In this study, VRIS was calculated by adding up the sub-scores for vibration energy, MEF and dynamic image. Distinct difference in total VRIS was found among non-smokers, active smokers, and passive smokers. Although previous study showed that pack-years of cigarette smoking had a significant negative correlation with left lung QLD, this correlation was not found in the present study. However, a weak positive correlation was found between the smoking index and VRIS, suggesting that more smoking causes more serious damage to the lung, and VRI could show the injury intuitively. In the present study, some young smokers had a low smoking index. However, VRI vibration energy curve showed low and plateaued expiratory phase with high VRIS. These results were consistent with the weak correlation coefficient of 0.297. Earlier studies showed that the detrimental effects of smoking on pulmonary function are greater in women, as compared to those in men, with lung cancer [21]. Consequently, lung damage was associated with the amount of tobacco used, and with the susceptibility to smoking. Moreover, another explanation for the low correlation coefficient is the small number subjects enrolled in the study. A large sample size, especially smokers is warranted in order to confirm the relationship between smoking index and VRIS.
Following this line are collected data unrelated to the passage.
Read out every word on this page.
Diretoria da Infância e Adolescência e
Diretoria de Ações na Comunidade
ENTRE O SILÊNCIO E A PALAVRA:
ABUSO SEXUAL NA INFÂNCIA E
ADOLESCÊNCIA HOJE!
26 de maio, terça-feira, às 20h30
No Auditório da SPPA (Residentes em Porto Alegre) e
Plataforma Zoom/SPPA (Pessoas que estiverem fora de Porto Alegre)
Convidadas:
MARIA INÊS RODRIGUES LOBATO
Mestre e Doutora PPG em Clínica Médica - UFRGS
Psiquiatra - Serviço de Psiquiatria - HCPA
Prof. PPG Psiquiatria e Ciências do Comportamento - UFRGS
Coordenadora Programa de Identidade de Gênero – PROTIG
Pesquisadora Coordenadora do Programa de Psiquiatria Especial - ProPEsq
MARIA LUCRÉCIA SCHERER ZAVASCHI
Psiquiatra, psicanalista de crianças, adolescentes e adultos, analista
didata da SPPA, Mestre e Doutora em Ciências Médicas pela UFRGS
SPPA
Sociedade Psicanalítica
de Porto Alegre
Tobacco use continues to be the leading global cause of preventable death. Most of these deaths occur in low- and middle-income countries, and this disparity is expected to increase further over the next decades. Cessation of tobacco use can significantly reduce the risk of tobacco-related diseases. However, cessation of tobacco use is difficult and may require multiple attempts. Besides, smokers could not intuitively realize the harms of tobacco use until the development of serious complications. The VRI device (VRIxp, Deep Breeze) was designed for practical clinical applications, displaying breath sounds as static and dynamic gray-scale images. Images from the VRI are visual and intuitive, and if it can reliably distinguish non-smokers from smokers and passive smokers, then they might be used to persuade smokers about tobacco damage. Consequently, a future study of smoking cessation could use this technology.

VRI is a new technology that has numerous advantages, including non-invasiveness and no radiations. Its only contraindications are skin injury on the back, acute respiratory infection, pacemaker or defibrillator, and pregnant or lactating women. As for the indications, any people without these contraindications may undergo VRI. Therefore, VRI is suitable for a vast array of individuals.

The present study has some limitations. In addition to the small sample size, there was only one female smoker enrolled in this study, while other subjects were male. However, many previous studies have reported the differences in the lung sounds of healthy men and women, and the mechanisms underlying this effect of sex remains to be investigated [4,22,23].

Conclusions

VRI may be used to intuitively show the differences between non-smokers and smokers. VRI revealed that passive smoking can also harm the lungs. VRI could be used to visually persuade smokers to give up smoking. Because of the small sample size and gender imbalance of the present study, further studies are necessary to evaluate the effect of smoking, active or passive, on VRI findings.